Associations of Glucose Control with Insulin Sensitivity and Pancreatic β-Cell Responsiveness in Newly Presenting Type 2 Diabetes
Author(s) -
Ahmed I. Albarrak,
Stephen D. Luzio,
Ludovic J. Chassin,
Rebecca Playle,
David R. Owens,
Roman Hovorka
Publication year - 2002
Publication title -
the journal of clinical endocrinology and metabolism
Language(s) - English
Resource type - Journals
SCImago Journal Rank - 2.206
H-Index - 353
eISSN - 1945-7197
pISSN - 0021-972X
DOI - 10.1210/jcem.87.1.8152
Subject(s) - medicine , postprandial , endocrinology , insulin , glycated hemoglobin , type 2 diabetes , diabetes mellitus , glucose tolerance test , insulin resistance
We examined the ability of indices of insulin sensitivity and pancreatic β-cell responsiveness to explain interindividual variability of clinical measures of glucose control in newly presenting type 2 diabetes. Subjects with newly presenting type 2 diabetes (n = 65; 53 males and 12 females; age, 54 ± 1 yr; body mass index, 30.5 ± 0.7 kg/m2; mean ± se) underwent an insulin-modified iv glucose tolerance test to determine minimal model-derived insulin sensitivity (SI), glucose effectiveness, first-phase insulin secretion, and disposition index. Subjects also underwent a standard meal tolerance test (MTT) to measure fasting/basal (M0) and postprandial (MI) pancreatic β-cell responsiveness. Stepwise linear regression used these indices to explain interindividual variability of fasting and postprandial plasma glucose and insulin concentrations and glycated hemoglobin (HbA1C). All measures of pancreatic β-cell responsiveness (M0, MI, and first-phase insulin secretion) were negatively correlated with fasting plasma glucose (P < 0.01) and positively correlated with fasting plasma insulin (FPI) and insulin responses to MTT (P < 0.05).
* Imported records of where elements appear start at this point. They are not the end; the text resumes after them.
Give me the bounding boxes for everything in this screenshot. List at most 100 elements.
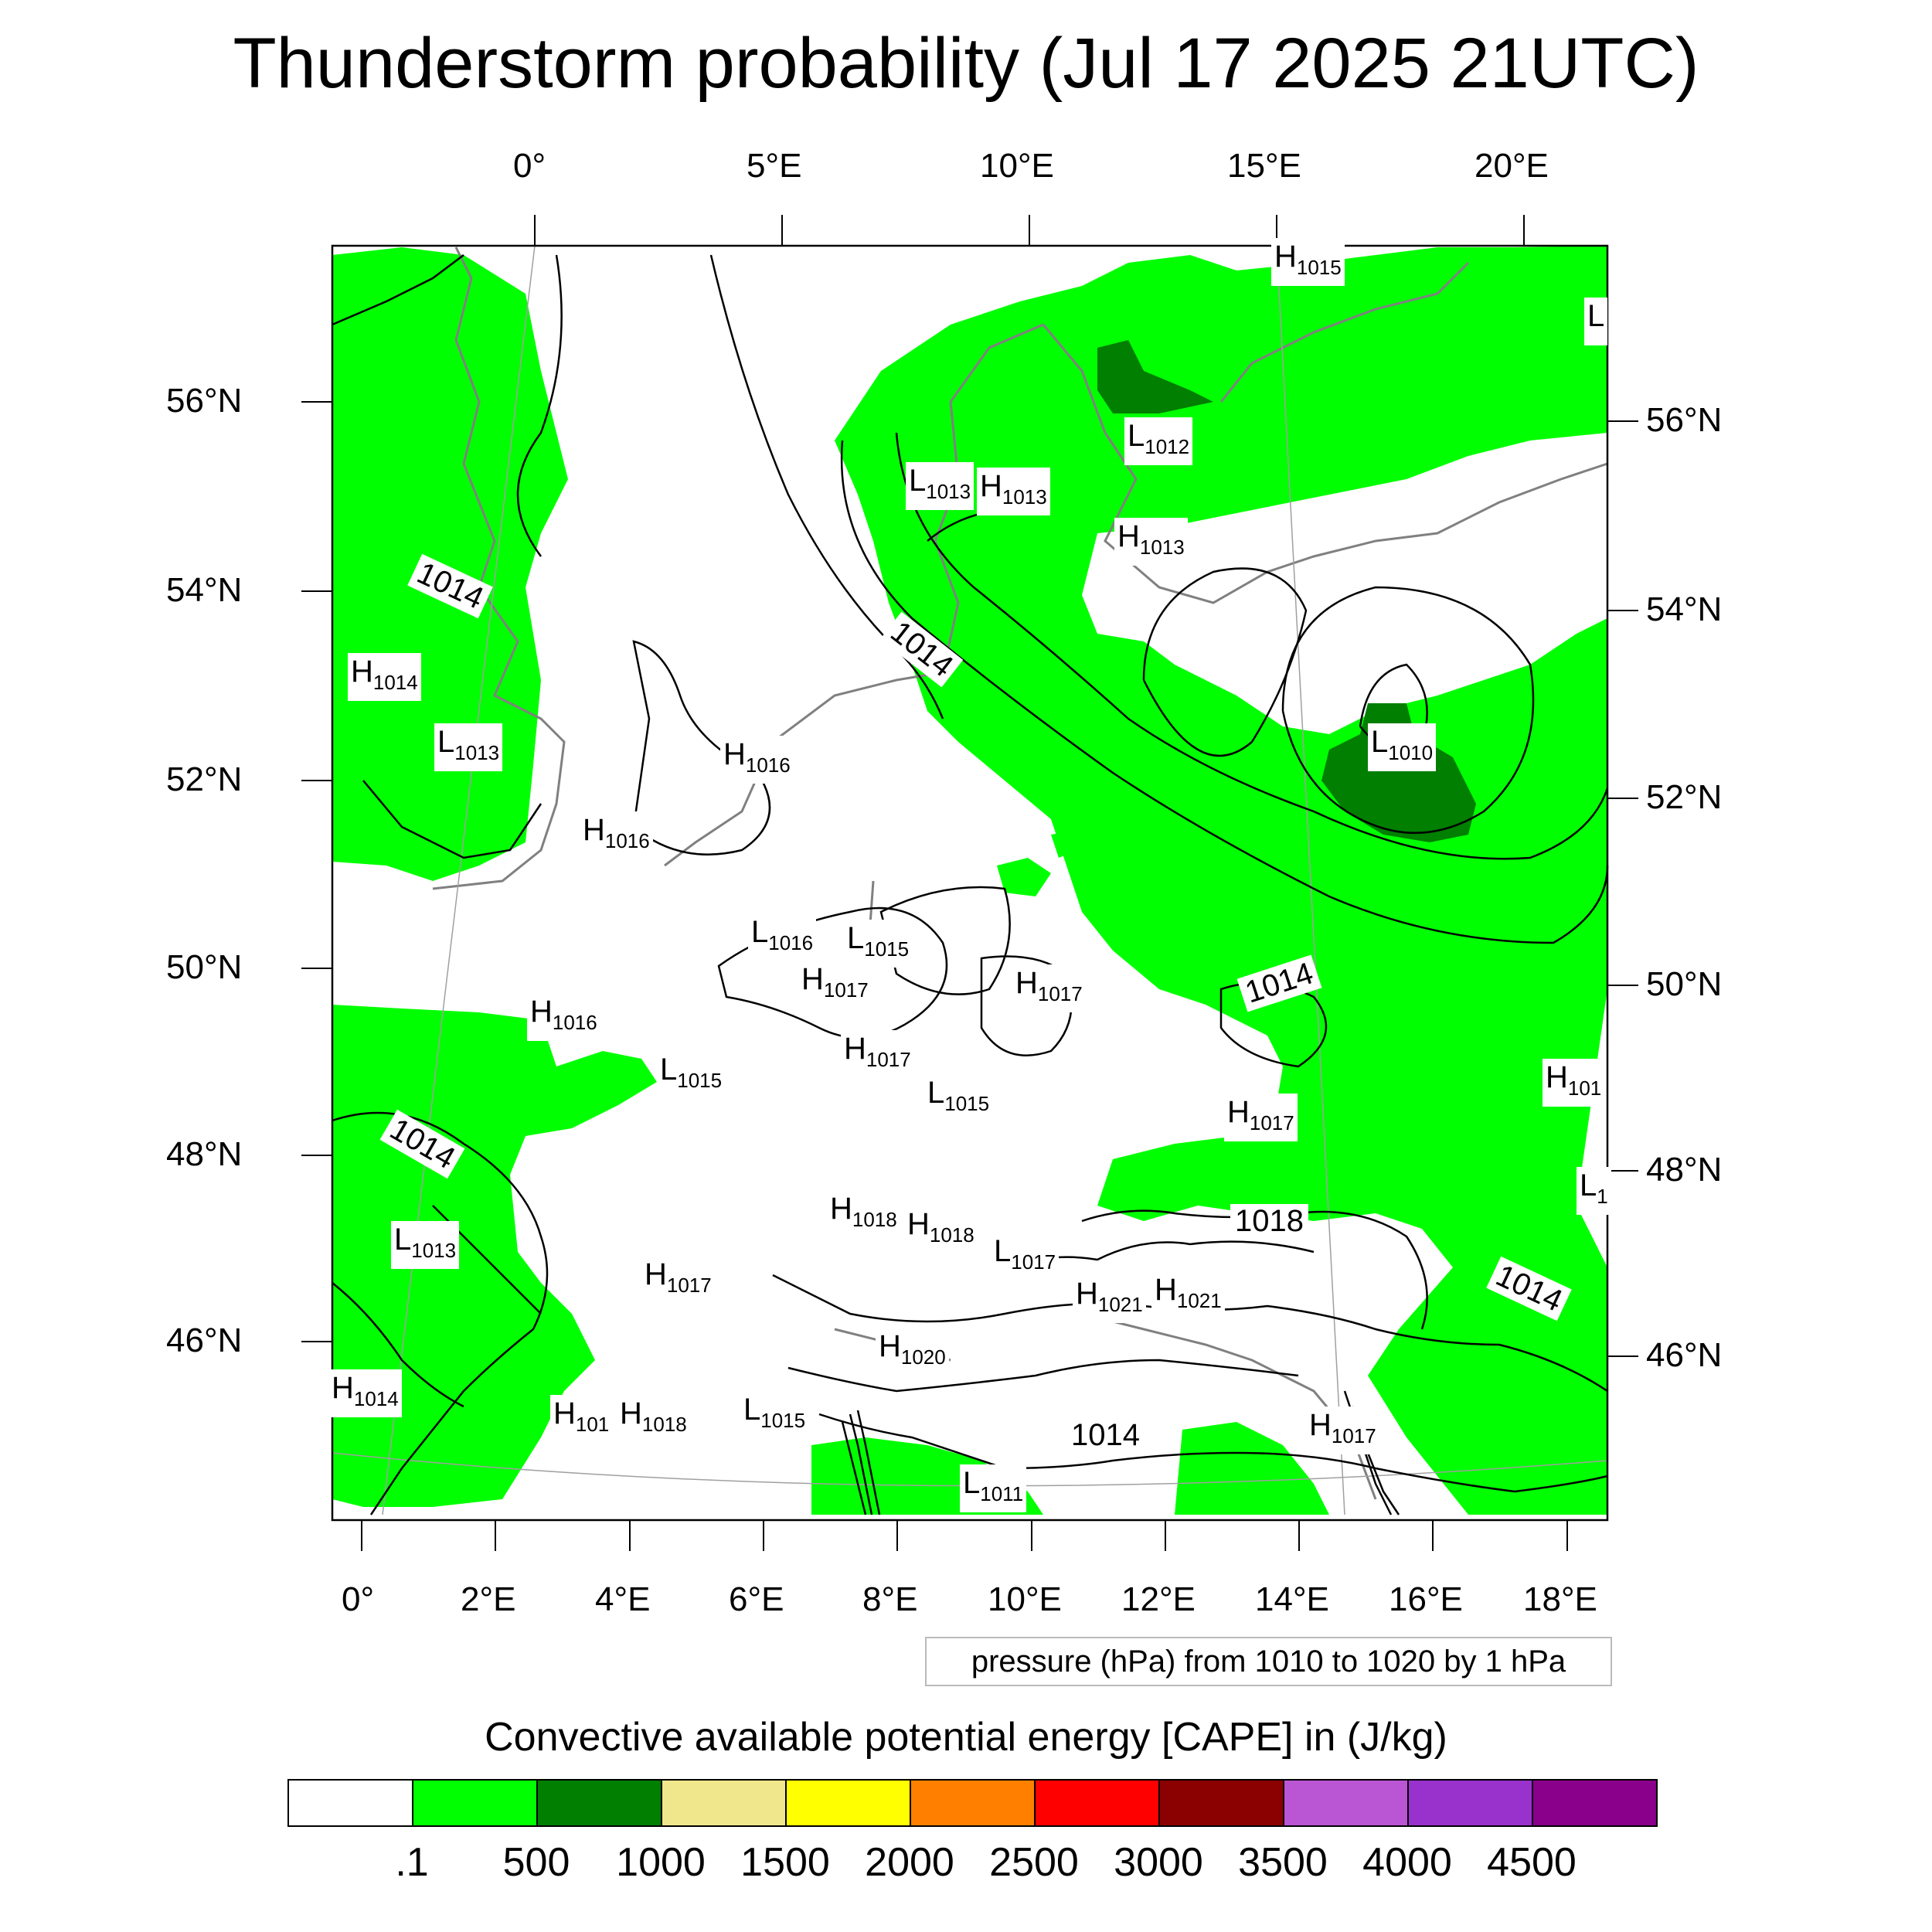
pressure-center-label: H1018 [617,1395,690,1443]
left-axis-label: 46°N [166,1321,243,1359]
axis-ticks [301,215,1638,1551]
colorbar-label: 1000 [616,1840,706,1885]
pressure-center-label: H1017 [841,1030,914,1078]
pressure-center-label: L1013 [906,462,975,510]
right-axis-label: 56°N [1646,401,1723,439]
left-axis-label: 54°N [166,571,243,609]
pressure-center-label: L1013 [391,1221,460,1269]
pressure-center-label: L1013 [434,723,503,771]
colorbar-label: 1500 [740,1840,830,1885]
colorbar-label: 3500 [1238,1840,1328,1885]
cape-area-italy [1175,1422,1329,1515]
colorbar-swatch [1532,1779,1658,1827]
cape-high-baltic [1097,340,1213,413]
right-axis-label: 52°N [1646,778,1723,816]
right-axis-label: 46°N [1646,1336,1723,1374]
right-axis-label: 54°N [1646,590,1723,628]
colorbar-swatch [412,1779,538,1827]
pressure-center-label: L1016 [748,913,817,961]
top-axis-label: 10°E [980,147,1054,185]
chart-title: Thunderstorm probability (Jul 17 2025 21… [233,24,1699,103]
left-axis-label: 56°N [166,382,243,420]
cape-area-uk [332,247,568,881]
left-axis-label: 50°N [166,948,243,986]
pressure-center-label: H1016 [580,811,653,859]
colorbar-swatch [287,1779,413,1827]
pressure-center-label: H1018 [904,1206,978,1253]
colorbar-swatch [661,1779,787,1827]
right-axis-label: 50°N [1646,965,1723,1003]
pressure-center-label: H1017 [1306,1406,1379,1454]
cape-fill-areas [332,246,1607,1515]
colorbar-swatch [1407,1779,1533,1827]
cape-high-areas [1097,340,1476,842]
top-axis-label: 0° [513,147,546,185]
colorbar-label: 2500 [989,1840,1079,1885]
pressure-center-label: L1015 [657,1051,726,1099]
pressure-center-label: H1014 [328,1369,402,1417]
colorbar-swatch [785,1779,911,1827]
pressure-center-label: L1010 [1368,723,1437,771]
colorbar-label: .1 [395,1840,429,1885]
top-axis-label: 15°E [1227,147,1301,185]
pressure-center-label: L [1584,298,1608,345]
pressure-center-label: H1020 [876,1328,949,1376]
map-frame [331,244,1609,1522]
bottom-axis-label: 14°E [1255,1580,1329,1618]
pressure-center-label: L1012 [1124,417,1193,465]
right-axis-label: 48°N [1646,1151,1723,1189]
bottom-axis-label: 2°E [461,1580,516,1618]
cape-area-blob1 [997,858,1051,896]
left-axis-label: 48°N [166,1135,243,1173]
colorbar-swatch [536,1779,662,1827]
left-axis-label: 52°N [166,760,243,798]
pressure-center-label: H101 [1543,1059,1605,1107]
colorbar-label: 3000 [1114,1840,1203,1885]
colorbar-swatch [1034,1779,1160,1827]
pressure-center-label: L1017 [991,1233,1060,1281]
pressure-center-label: L1 [1577,1167,1611,1215]
pressure-center-label: H1013 [1114,518,1188,566]
colorbar-swatch [1283,1779,1409,1827]
colorbar-swatch [910,1779,1036,1827]
pressure-center-label: L1011 [960,1464,1027,1512]
pressure-center-label: H1015 [1271,238,1345,286]
pressure-center-label: H1017 [641,1256,715,1304]
bottom-axis-label: 18°E [1523,1580,1597,1618]
colorbar-swatch [1158,1779,1284,1827]
colorbar-label: 4000 [1362,1840,1452,1885]
colorbar-title: Convective available potential energy [C… [485,1715,1447,1760]
isobar-label: 1014 [1066,1418,1145,1453]
bottom-axis-label: 10°E [988,1580,1062,1618]
cape-high-poland [1321,703,1476,842]
pressure-center-label: H1014 [348,653,421,701]
cape-area-blob2 [1051,831,1078,858]
pressure-center-label: H1018 [827,1190,900,1238]
pressure-center-label: H1017 [1224,1094,1298,1141]
bottom-axis-label: 8°E [862,1580,918,1618]
colorbar-label: 4500 [1487,1840,1577,1885]
colorbar-label: 500 [502,1840,570,1885]
colorbar-label: 2000 [865,1840,954,1885]
pressure-center-label: H1021 [1073,1275,1146,1323]
cape-area-north [835,246,1607,1515]
pressure-center-label: H1013 [977,468,1050,515]
pressure-contour-note: pressure (hPa) from 1010 to 1020 by 1 hP… [925,1637,1612,1686]
bottom-axis-label: 0° [342,1580,375,1618]
bottom-axis-label: 4°E [595,1580,651,1618]
pressure-center-label: H1016 [720,736,794,784]
pressure-center-label: L1015 [844,920,913,968]
bottom-axis-label: 6°E [729,1580,784,1618]
bottom-axis-label: 16°E [1389,1580,1463,1618]
pressure-center-label: H1017 [1012,964,1086,1012]
pressure-center-label: L1015 [740,1391,809,1439]
pressure-center-label: H1017 [798,961,872,1009]
pressure-center-label: L1015 [924,1074,993,1122]
top-axis-label: 20°E [1475,147,1549,185]
bottom-axis-label: 12°E [1121,1580,1196,1618]
pressure-center-label: H101 [550,1395,613,1443]
pressure-center-label: H1016 [527,993,600,1041]
pressure-center-label: H1021 [1151,1271,1225,1319]
top-axis-label: 5°E [747,147,802,185]
isobar-label: 1018 [1230,1204,1308,1239]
SI demonstrated negative correlation with FPI (P < 0.001) but failed to correlate with any glucose variable. MI followed by disposition index (composite index of insulin sensitivity and pancreatic β-cell responsiveness) were most informative in explaining interindividual variability. It was possible to explain 70–80% interindividual variability of fasting plasma glucose, FPI, HbA1C, and insulin responses to MTT, and only 25–40% interindividual variability of postprandial glucose. In conclusion, postprandial insulin deficiency is the most powerful explanatory factor of deteriorating glucose control in newly presenting type 2 diabetes. Indices of insulin sensitivity and pancreatic β-cell responsiveness explain fasting glucose and HbA1C well but fail to explain postprandial glucose.